NYC Sues Trump to Spend $5 Billion Per Mile of Track
Daniel Greenfield
On May 10th, 1869, the first transcontinental railroad of almost 2,000 miles was completed and marked with a ‘Golden Spike’ driven in. Over 150 years and another 2,000 miles later, the New York City subway is struggling to finish its 10 mile Second Avenue line, underway in one form or another since the 1970s, and is suing Trump to help secure funding for $4 billion per mile.
That’s not a typo.
Houston’s entire budget is $7 billion. NYC wants to spend more than that on two stations.

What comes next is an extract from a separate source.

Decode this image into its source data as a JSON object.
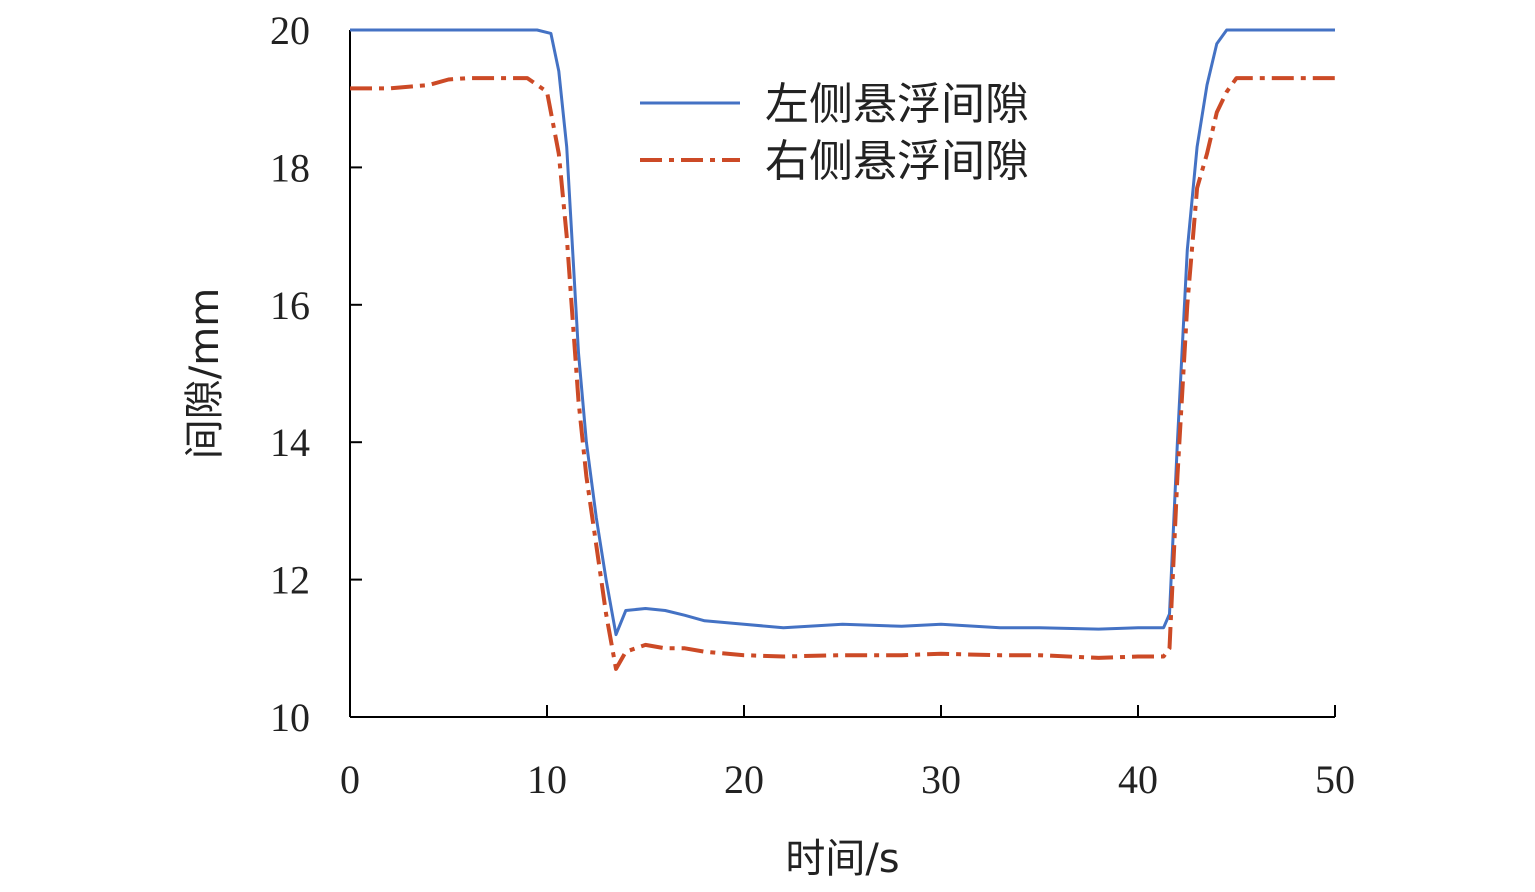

The $7.7 billion second phase of the 10 mile Second Avenue line will run only 1.8 miles. That’s $4.27 billion a mile. That’s more than double the cost of the whole nearly 2,000 miles of the first transcontinental railroad in today’s dollars. All to build a walkable distance of subway tracks.
After $3.4 billion in grants from the Biden administration, the Metropolitan Transportation Authority is suing the Trump administration for an immediate $58 million payout complaining that if the notoriously corrupt and inept agency doesn’t get the money right away it’ll lead to “‘a domino effect’ of delays and inflated costs” and the last thing anyone wants is to see what delays and inflated costs look like for a 50-year-old project spending over $4 billion a mile.
But that’s optimistic. The first phase of the Second Avenue Line already became the world’s most expensive project at $2.5 billion a mile and cost a total of $4.45 billion, but was originally budgeted at $3.8 billion, if the same thing happens to the second phase, it will cost $9 billion.
That would bring the final cost to over $5 billion a mile.